城墙的高度大概有三四层楼,每隔一段距离就有一座突出的瞭望塔。墙壁上挂着乱七八糟的东西,有褪色的旗帜,有折断的武器,有几颗白色的头骨,甚至还有风干的……就不说了,看久了有些令人反胃。
城门口没有卫兵。三个人就这么走了进去。
街道很宽,路面铺着下界砖,两侧的建筑也是同样的材质,整体色调统一,看久了甚至觉得有些阴沉的压抑。
刚进门不到两分钟,依绫就撞见一群猪人围着两个人在看热闹。
两个人类男性在圈子中间对打,周围一圈猪灵蛮兵在起哄。拳头砸在脸上发出闷响,其中一个踉跄着后退,被后面的猪灵推回去,另一个趁势补上一拳,把人打倒在地。
“打的好!”
周围的猪灵发出一阵粗哑的欢呼。
依绫也不知道他们为什么要打架,但更多的可能还是为了迎合这些猪人,给他们找乐子吧。
再往里走太容易被发现了。猪灵蛮兵和普通猪灵完全不同,这些家伙打起人来不会管你是谁。依绫拉了一下安德的袖口,三个人拐进一条岔路。没走多远,又一队蛮兵从主道上经过,押着几十个主世界的人往城门方向走。队伍里清一色的青壮年,有的穿着残破的护甲,有的只剩单衣,脚步拖沓,低着头,没人说话。
依绫三个人躲在几堆还没有用来砌房子的砖块儿后看着这一大帮人迁徙过去,然后出来看着。
也就在这时,后面传来了一个声音。
“喂,你们三个。归谁的,不知道不能脱离队伍吗?赶紧去挖矿去”
依绫回头,看到一个全身都穿着金甲的大猪人,一看就地位很高的样子。
对方完全没有在意她们三个的衣着,也没有在意头盔或装备,只是扫了一眼就把她们当成和其他人类一样的奴隶。
旁边有个猪灵正把两个掉队的奴隶从地上拎起来。
那两个都是壮年男性,看体格也是经常干体力活的,被扔出去之后撞在墙上,发出沉闷的声响。
其中一个捂着肩膀,嘴角扯了一下,但没有出声反抗。
“快点,还有活干呢。不服的就给你们送去斗兽场。”拎人的猪灵粗声粗气地喊了一句,唾沫星子溅在被他拎起来的人脸上。
斗兽场。这三个字让依绫的眉毛微微动了一下。
安德在旁边压低声音:“要我处理吗?”
“不用。”依绫用只有两人能听到的音量回答,然后往前迈了一步。
“咳咳,你看错了吧,我们这儿哪来的三个人?”
安德瞬间心领神会,走到循音后面,直接传送走了,留下紫色的粒子。
“啊?”那个攥着穿着金甲的蛮兵愣了一下。

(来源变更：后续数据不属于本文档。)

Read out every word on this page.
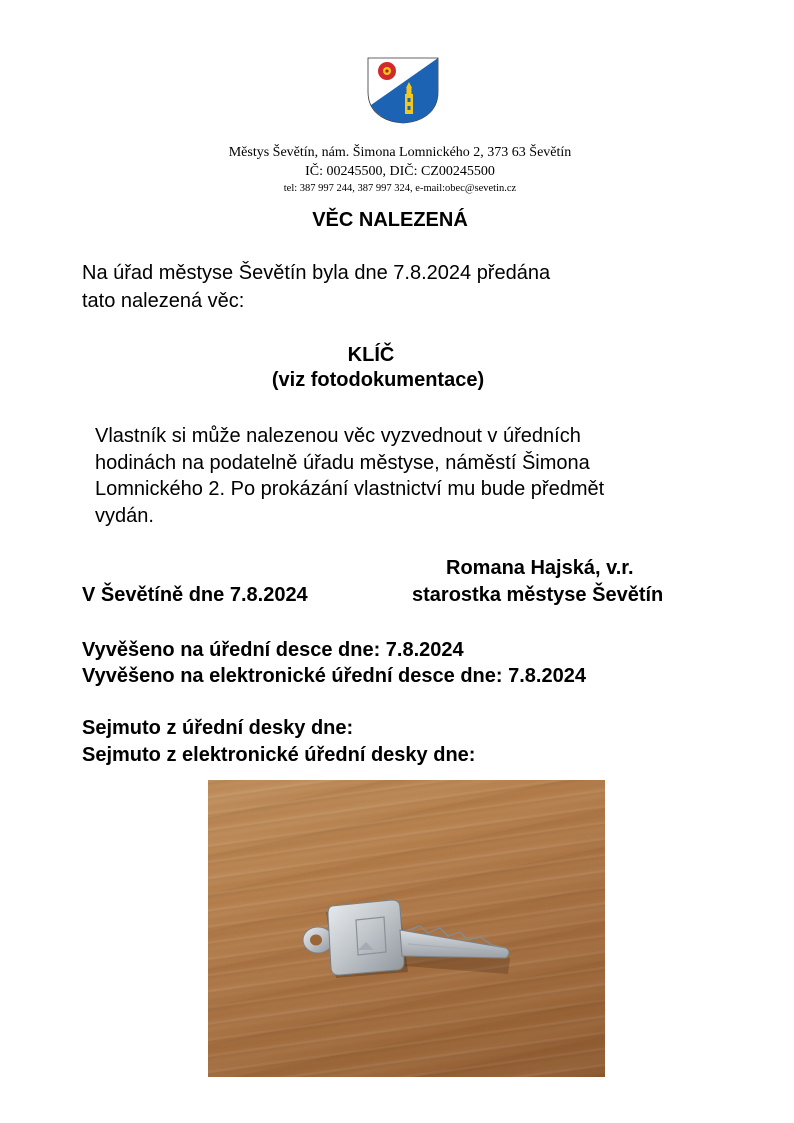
Městys Ševětín, nám. Šimona Lomnického 2, 373 63 Ševětín
IČ: 00245500, DIČ: CZ00245500
tel: 387 997 244, 387 997 324, e-mail:obec@sevetin.cz
VĚC NALEZENÁ
Na úřad městyse Ševětín byla dne 7.8.2024 předána
tato nalezená věc:
KLÍČ
(viz fotodokumentace)
Vlastník si může nalezenou věc vyzvednout v úředních
hodinách na podatelně úřadu městyse, náměstí Šimona
Lomnického 2. Po prokázání vlastnictví mu bude předmět
vydán.
Romana Hajská, v.r.
V Ševětíně dne 7.8.2024	starostka městyse Ševětín
Vyvěšeno na úřední desce dne: 7.8.2024
Vyvěšeno na elektronické úřední desce dne: 7.8.2024
Sejmuto z úřední desky dne:
Sejmuto z elektronické úřední desky dne:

他眨了两下眼睛,又用手揉了揉眼眶,重新睁开盯着依绫站的位置。
安德和循音已经不见了,只剩下依绫一个人站在那里,而依绫也趁那1秒把衣服换成了之前从阿拉克涅那里搞了一套普通冒险服。
蛮兵抬手拍了一下自己的脑门,自言自语道:“我就知道主世界那个辣嗓子的液体不能多喝。都喝出幻觉了。算了,你,跟上那边的队伍,去挖矿。”

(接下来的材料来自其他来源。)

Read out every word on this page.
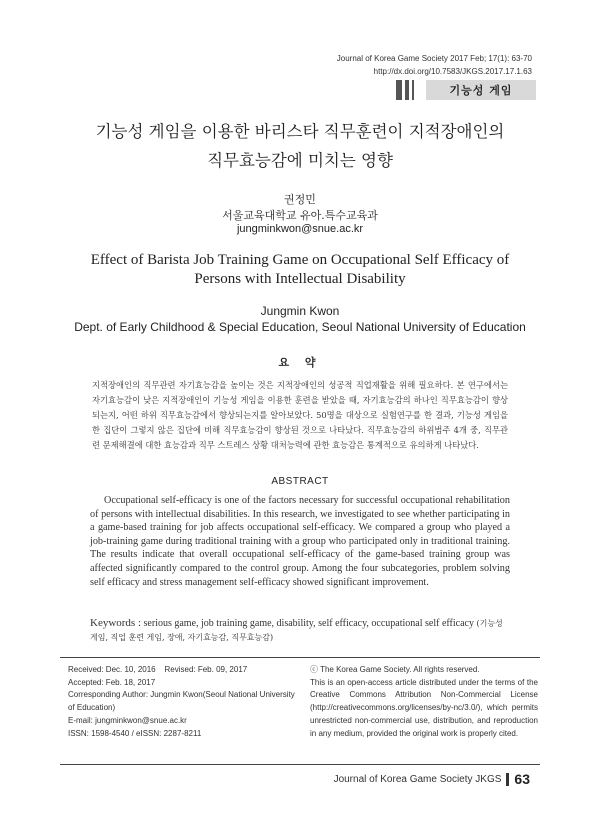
Journal of Korea Game Society 2017 Feb; 17(1): 63-70
http://dx.doi.org/10.7583/JKGS.2017.17.1.63
기능성 게임
기능성 게임을 이용한 바리스타 직무훈련이 지적장애인의
직무효능감에 미치는 영향
권정민
서울교육대학교 유아.특수교육과
jungminkwon@snue.ac.kr
Effect of Barista Job Training Game on Occupational Self Efficacy of
Persons with Intellectual Disability
Jungmin Kwon
Dept. of Early Childhood & Special Education, Seoul National University of Education
요 약

지적장애인의 직무관련 자기효능감을 높이는 것은 지적장애인의 성공적 직업재활을 위해 필요하다. 본 연구에서는 자기효능감이 낮은 지적장애인이 기능성 게임을 이용한 훈련을 받았을 때, 자기효능감의 하나인 직무효능감이 향상되는지, 어떤 하위 직무효능감에서 향상되는지를 알아보았다. 50명을 대상으로 실험연구를 한 결과, 기능성 게임을 한 집단이 그렇지 않은 집단에 비해 직무효능감이 향상된 것으로 나타났다. 직무효능감의 하위범주 4개 중, 직무관련 문제해결에 대한 효능감과 직무 스트레스 상황 대처능력에 관한 효능감은 통계적으로 유의하게 나타났다.

ABSTRACT

Occupational self-efficacy is one of the factors necessary for successful occupational rehabilitation of persons with intellectual disabilities. In this research, we investigated to see whether participating in a game-based training for job affects occupational self-efficacy. We compared a group who played a job-training game during traditional training with a group who participated only in traditional training. The results indicate that overall occupational self-efficacy of the game-based training group was affected significantly compared to the control group. Among the four subcategories, problem solving self efficacy and stress management self-efficacy showed significant improvement.

Keywords : serious game, job training game, disability, self efficacy, occupational self efficacy (기능성 게임, 직업 훈련 게임, 장애, 자기효능감, 직무효능감)
Received: Dec. 10, 2016    Revised: Feb. 09, 2017
Accepted: Feb. 18, 2017
Corresponding Author: Jungmin Kwon(Seoul National University of Education)
E-mail: jungminkwon@snue.ac.kr
ISSN: 1598-4540 / eISSN: 2287-8211
ⓒ The Korea Game Society. All rights reserved.
This is an open-access article distributed under the terms of the Creative Commons Attribution Non-Commercial License (http://creativecommons.org/licenses/by-nc/3.0/), which permits unrestricted non-commercial use, distribution, and reproduction in any medium, provided the original work is properly cited.
Journal of Korea Game Society JKGS 63
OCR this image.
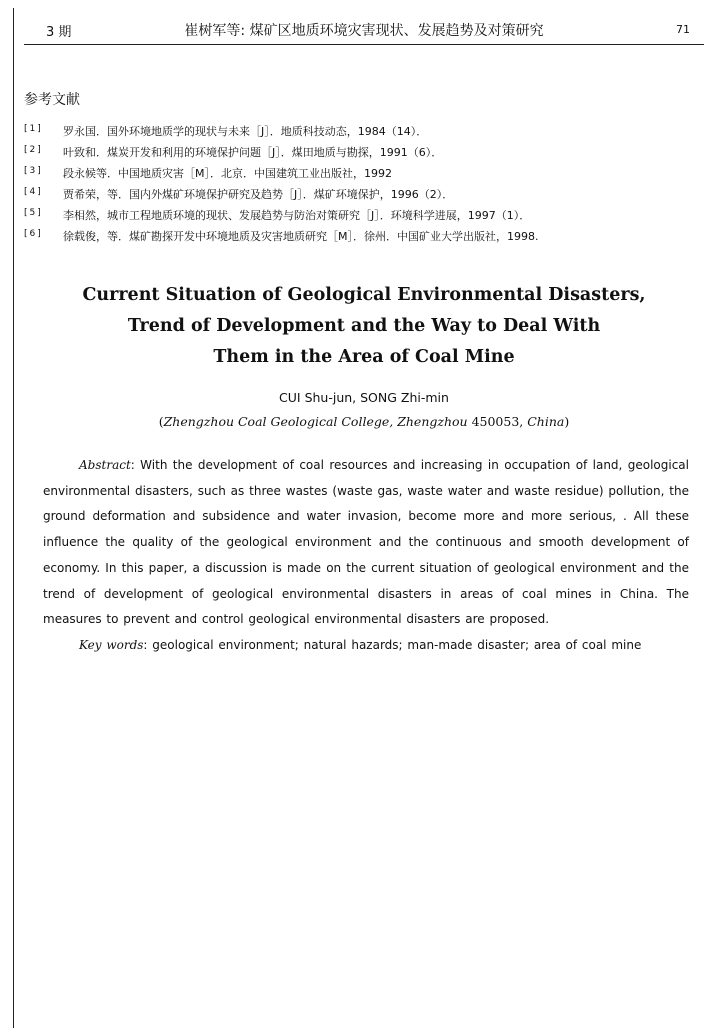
3 期	崔树军等: 煤矿区地质环境灾害现状、发展趋势及对策研究	71
参考文献
[1] 罗永国．国外环境地质学的现状与未来［J］．地质科技动态，1984（14）．
[2] 叶致和．煤炭开发和利用的环境保护问题［J］．煤田地质与勘探，1991（6）．
[3] 段永候等．中国地质灾害［M］．北京．中国建筑工业出版社，1992
[4] 贾希荣，等．国内外煤矿环境保护研究及趋势［J］．煤矿环境保护，1996（2）．
[5] 李相然，城市工程地质环境的现状、发展趋势与防治对策研究［J］．环境科学进展，1997（1）．
[6] 徐载俊，等．煤矿勘探开发中环境地质及灾害地质研究［M］．徐州．中国矿业大学出版社，1998.
Current Situation of Geological Environmental Disasters,
Trend of Development and the Way to Deal With
Them in the Area of Coal Mine
CUI Shu-jun, SONG Zhi-min
(Zhengzhou Coal Geological College, Zhengzhou 450053, China)
Abstract: With the development of coal resources and increasing in occupation of land, geological environmental disasters, such as three wastes (waste gas, waste water and waste residue) pollution, the ground deformation and subsidence and water invasion, become more and more serious, . All these influence the quality of the geological environment and the continuous and smooth development of economy. In this paper, a discussion is made on the current situation of geological environment and the trend of development of geological environmental disasters in areas of coal mines in China. The measures to prevent and control geological environmental disasters are proposed.
Key words: geological environment; natural hazards; man-made disaster; area of coal mine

他朝路边那几个人类指了指,完全不觉得突然冒出来一个没见过的奴隶凭是什么值得追究的事,毕竟在他们眼里主世界的人都长一个样。
依绫很配合的跟着大部队往城外走,混入人类中。
一定先观看周围的人都是什么样的,清一色的青壮年,很杂,有的像农民,有的像是卫兵,身上的护甲甚至都没被脱下来,有可能是猪人只盯着金子吧,对这些东西不感兴趣。
依绫打开聊天框。
——
[依绫]:你们在哪呢?
[循音]:在你后面。
依绫抬头。循音正靠在旁边那栋建筑的二层窗台上,一只脚踩在窗框边缘,手肘撑着膝盖,隔着眼罩都能看出她心情不错。

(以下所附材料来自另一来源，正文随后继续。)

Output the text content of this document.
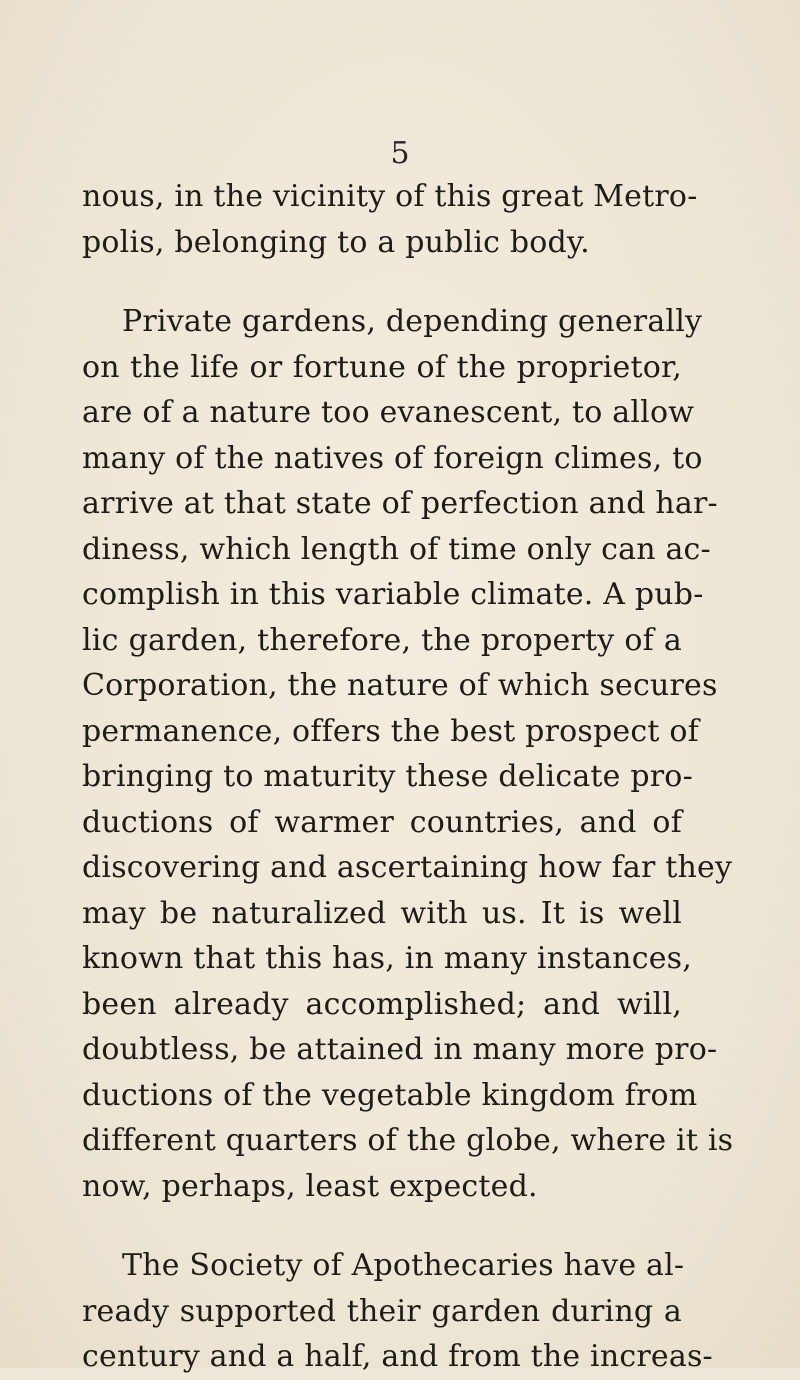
5
nous, in the vicinity of this great Metro-
polis, belonging to a public body.
Private gardens, depending generally
on the life or fortune of the proprietor,
are of a nature too evanescent, to allow
many of the natives of foreign climes, to
arrive at that state of perfection and har-
diness, which length of time only can ac-
complish in this variable climate. A pub-
lic garden, therefore, the property of a
Corporation, the nature of which secures
permanence, offers the best prospect of
bringing to maturity these delicate pro-
ductions of warmer countries, and of
discovering and ascertaining how far they
may be naturalized with us. It is well
known that this has, in many instances,
been already accomplished; and will,
doubtless, be attained in many more pro-
ductions of the vegetable kingdom from
different quarters of the globe, where it is
now, perhaps, least expected.
The Society of Apothecaries have al-
ready supported their garden during a
century and a half, and from the increas-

安德从建筑后侧的阴影里走出来,她的传送落点一如既往,没有出问题。
“这些蛮兵的判断力比主世界的僵尸还低。”
“大脑换取力量吧。”循音站了起来,沿着房顶往前走,“两百年前的下界入侵,他们也是靠着这种体格差点把主世界推平。结果主世界那边魔法发展了,枪造出来了,他们还停在原地。”
——
[依绫]:你说他们挖这么多矿干嘛?
[循音]:或许是要取得远古残骸,然后做下5界合金的装备吧。
[依绫]:呵,远古残骸这东西,把一大片地方都挖完了,都不一定能出一个。
[安德]:简单估计了一下,你所处的这一批主世界生物,总共有50位,而猪人有10个。
[依绫]:那他们还真够自信的呀。
——
“哎,姑娘,没见过你啊。”旁边终于有人注意到了依绫。
“哦,新被抓来的。运气不好,被掠夺者抢了,眼睛一睁就到这地方了。”依绫说得随意,好像真有这回事一样。
“都一样啊,我们也是被掠夺者抓过来的,一睁眼就到下界了,不过你这种小姑娘还真少见。”
“话说咱们待遇咋样?”
“待遇?下界能有啥吃的,睡一觉可能都得热得脱水。反正就是往死里用,不死就往死里用。”
“不是说可以去斗兽场赎身吗?”
“你刚来就知道这事啊?但我跟你说,这就是个陷阱。”
“大哥何出此言?”依绫来了兴趣。
大哥左右看了看,压低声音说:“虽然叫斗兽场,但跟咱们那边的竞技场也没差多少,还是有内定的那种。去的人要么重度烧伤回来,要么连个骨架都没有了。”
“肉直接烧没了?”依绫皱眉。
“那不至于当场就烧成灰,但是吧,死了的也是肉啊。”
依绫脑子里转了一下,脸色瞬间变了,胃里翻涌起一股恶心。她抬手示意对方停下:“好了,你不用说了。”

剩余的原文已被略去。